Infatti, poche ore fa è stato pubblicato un articolo a sua firma, che la dice lunga rispetto all’idea che la Longo può avere del popolo partenopeo, ultras compresi. Dalle sue parole affiora una totale generalizzazione del gruppo ultras napoletano, che la giornalista descrive come fosse esclusivamente formato da parcheggiatori abusivi, commercianti di t-shirt, calzini e di pacchi- truffa, cannabinoidi e incalliti bevitori di birra legati alla camorra.

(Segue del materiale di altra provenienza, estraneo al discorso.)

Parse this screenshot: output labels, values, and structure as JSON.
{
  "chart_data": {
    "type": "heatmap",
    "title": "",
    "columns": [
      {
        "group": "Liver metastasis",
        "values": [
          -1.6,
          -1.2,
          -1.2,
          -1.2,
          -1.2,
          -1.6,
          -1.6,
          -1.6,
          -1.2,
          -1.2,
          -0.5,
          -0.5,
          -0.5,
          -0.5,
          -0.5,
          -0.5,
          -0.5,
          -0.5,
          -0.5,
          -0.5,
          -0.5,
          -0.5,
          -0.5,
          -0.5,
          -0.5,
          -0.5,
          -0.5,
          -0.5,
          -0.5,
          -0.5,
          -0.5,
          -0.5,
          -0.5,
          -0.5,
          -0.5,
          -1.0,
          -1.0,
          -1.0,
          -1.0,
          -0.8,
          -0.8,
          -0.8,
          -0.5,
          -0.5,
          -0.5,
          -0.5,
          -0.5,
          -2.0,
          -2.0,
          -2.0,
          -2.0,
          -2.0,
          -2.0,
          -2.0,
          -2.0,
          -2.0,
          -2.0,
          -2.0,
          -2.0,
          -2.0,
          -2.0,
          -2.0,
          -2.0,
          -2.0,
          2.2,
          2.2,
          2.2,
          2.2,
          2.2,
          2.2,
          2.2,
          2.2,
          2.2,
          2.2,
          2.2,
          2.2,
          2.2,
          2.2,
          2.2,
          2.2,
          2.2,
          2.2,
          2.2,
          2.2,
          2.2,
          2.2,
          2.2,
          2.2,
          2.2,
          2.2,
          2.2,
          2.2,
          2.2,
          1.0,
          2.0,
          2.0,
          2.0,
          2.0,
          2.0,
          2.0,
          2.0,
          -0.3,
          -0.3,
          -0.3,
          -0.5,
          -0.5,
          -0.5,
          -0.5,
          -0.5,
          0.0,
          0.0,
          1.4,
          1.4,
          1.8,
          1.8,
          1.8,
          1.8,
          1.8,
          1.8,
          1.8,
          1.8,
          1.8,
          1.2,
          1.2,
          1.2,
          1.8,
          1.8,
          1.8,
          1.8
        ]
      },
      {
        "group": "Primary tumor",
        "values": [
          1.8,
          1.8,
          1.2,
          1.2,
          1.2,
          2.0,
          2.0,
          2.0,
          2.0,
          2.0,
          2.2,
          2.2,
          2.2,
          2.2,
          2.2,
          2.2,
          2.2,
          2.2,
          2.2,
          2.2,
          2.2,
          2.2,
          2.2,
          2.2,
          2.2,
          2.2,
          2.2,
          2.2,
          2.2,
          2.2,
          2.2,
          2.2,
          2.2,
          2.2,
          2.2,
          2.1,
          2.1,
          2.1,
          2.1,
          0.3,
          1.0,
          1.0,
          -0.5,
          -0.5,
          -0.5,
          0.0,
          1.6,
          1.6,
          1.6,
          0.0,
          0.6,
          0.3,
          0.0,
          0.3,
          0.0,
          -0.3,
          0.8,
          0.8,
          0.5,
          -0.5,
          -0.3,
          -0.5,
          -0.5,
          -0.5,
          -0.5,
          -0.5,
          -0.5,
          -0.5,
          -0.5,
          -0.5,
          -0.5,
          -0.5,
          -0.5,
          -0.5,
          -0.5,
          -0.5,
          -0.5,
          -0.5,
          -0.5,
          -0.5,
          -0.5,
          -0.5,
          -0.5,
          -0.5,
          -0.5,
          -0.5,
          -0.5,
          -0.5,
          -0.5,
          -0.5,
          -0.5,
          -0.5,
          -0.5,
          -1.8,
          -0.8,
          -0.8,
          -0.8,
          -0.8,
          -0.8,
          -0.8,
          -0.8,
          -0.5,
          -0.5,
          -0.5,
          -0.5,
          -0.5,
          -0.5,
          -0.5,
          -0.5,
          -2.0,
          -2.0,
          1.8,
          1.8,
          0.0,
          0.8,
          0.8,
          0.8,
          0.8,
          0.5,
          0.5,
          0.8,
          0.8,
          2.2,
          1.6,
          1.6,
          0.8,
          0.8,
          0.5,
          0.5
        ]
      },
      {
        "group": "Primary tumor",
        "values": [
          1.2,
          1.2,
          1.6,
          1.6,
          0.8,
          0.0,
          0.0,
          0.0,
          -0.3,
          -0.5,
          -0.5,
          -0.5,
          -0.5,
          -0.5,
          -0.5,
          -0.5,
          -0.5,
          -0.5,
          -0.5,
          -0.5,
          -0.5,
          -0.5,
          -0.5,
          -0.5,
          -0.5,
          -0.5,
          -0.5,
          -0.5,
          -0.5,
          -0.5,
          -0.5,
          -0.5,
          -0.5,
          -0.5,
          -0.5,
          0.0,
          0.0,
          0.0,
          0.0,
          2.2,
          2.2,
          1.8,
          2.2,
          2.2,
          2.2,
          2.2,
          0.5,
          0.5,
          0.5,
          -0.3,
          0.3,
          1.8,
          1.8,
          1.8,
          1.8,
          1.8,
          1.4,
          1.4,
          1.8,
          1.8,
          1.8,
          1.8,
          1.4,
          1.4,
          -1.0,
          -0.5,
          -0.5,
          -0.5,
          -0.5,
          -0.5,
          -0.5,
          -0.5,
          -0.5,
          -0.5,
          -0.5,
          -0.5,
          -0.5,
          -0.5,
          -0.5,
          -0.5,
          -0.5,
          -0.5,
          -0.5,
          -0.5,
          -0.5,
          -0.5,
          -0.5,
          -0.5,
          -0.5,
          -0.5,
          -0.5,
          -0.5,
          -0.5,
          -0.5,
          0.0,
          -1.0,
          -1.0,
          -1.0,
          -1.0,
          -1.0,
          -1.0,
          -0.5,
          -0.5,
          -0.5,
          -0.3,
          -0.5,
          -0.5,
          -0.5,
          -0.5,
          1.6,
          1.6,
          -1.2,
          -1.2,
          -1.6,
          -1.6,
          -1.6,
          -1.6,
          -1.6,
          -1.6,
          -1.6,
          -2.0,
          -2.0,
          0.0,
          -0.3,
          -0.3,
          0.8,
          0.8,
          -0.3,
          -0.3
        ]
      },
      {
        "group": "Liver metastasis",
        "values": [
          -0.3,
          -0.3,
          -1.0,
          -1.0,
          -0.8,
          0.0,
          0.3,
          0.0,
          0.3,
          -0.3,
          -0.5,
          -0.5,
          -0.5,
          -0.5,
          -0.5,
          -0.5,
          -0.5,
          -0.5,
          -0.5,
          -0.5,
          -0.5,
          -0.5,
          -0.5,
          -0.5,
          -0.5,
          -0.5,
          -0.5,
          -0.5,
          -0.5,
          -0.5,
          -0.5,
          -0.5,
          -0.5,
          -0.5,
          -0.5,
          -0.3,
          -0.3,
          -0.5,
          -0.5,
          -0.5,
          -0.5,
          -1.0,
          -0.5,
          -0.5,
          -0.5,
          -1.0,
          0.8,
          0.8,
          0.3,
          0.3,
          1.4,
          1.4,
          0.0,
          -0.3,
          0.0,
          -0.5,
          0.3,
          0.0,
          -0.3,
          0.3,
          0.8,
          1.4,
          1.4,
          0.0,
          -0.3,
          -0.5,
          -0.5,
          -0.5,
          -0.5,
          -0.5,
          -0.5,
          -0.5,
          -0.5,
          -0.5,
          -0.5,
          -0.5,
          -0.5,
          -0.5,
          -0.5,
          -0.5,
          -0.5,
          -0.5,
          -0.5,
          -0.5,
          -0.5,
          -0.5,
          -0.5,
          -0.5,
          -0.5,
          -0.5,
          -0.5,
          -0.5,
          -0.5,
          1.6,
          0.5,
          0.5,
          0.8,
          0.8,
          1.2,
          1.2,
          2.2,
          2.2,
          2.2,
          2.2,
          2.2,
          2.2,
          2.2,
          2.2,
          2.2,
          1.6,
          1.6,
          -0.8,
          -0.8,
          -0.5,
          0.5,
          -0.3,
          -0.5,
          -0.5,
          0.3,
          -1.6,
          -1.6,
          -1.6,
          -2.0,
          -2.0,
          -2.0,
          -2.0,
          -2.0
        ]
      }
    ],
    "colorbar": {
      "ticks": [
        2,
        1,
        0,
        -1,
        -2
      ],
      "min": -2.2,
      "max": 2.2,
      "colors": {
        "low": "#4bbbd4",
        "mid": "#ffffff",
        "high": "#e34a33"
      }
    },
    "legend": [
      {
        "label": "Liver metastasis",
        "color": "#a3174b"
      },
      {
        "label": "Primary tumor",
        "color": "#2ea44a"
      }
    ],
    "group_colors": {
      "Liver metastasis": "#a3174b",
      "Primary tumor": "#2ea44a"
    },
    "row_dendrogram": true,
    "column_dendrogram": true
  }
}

“Parcheggiatori abusivi, «magghiari» che commerciano in calzini o T-shirt, venditori di «pacchi» tipo gli I-phone a 12 euro che funzionano solo 5 minuti, giusto il tempo che si esaurisca il microchip. Gli ultrà si arrangiano con 700 euro al mese, ma non rinunciano alla birra, alle canne e, soprattutto, al Napoli. Che amano incondizionatamente e sopra ogni cosa. La loro fede, poi, si nutre di odio viscerale verso le altre squadre… Ultrà giovani e meno giovani rollano canne di marijuana e hashish e intanto definiscono come organizzarsi e partire. Birra in bottiglia consumata come fosse acqua minerale e sfottò a un turista di mezza età con una polo rossa con polsini e colletto gialli. Non è una maglia della Roma, è evidente, ma basta l’accostamento giallorosso a scatenare insulti e cori da stadio“.
C’è sicuramente un fondo di verità in questo, ma non tutti gli ultras si riconoscono in tali immagini: il loro è un mondo proteiforme e variegato e, perciò, il fare d’ogni erba un fascio, in questo caso, è stata una pessima scelta.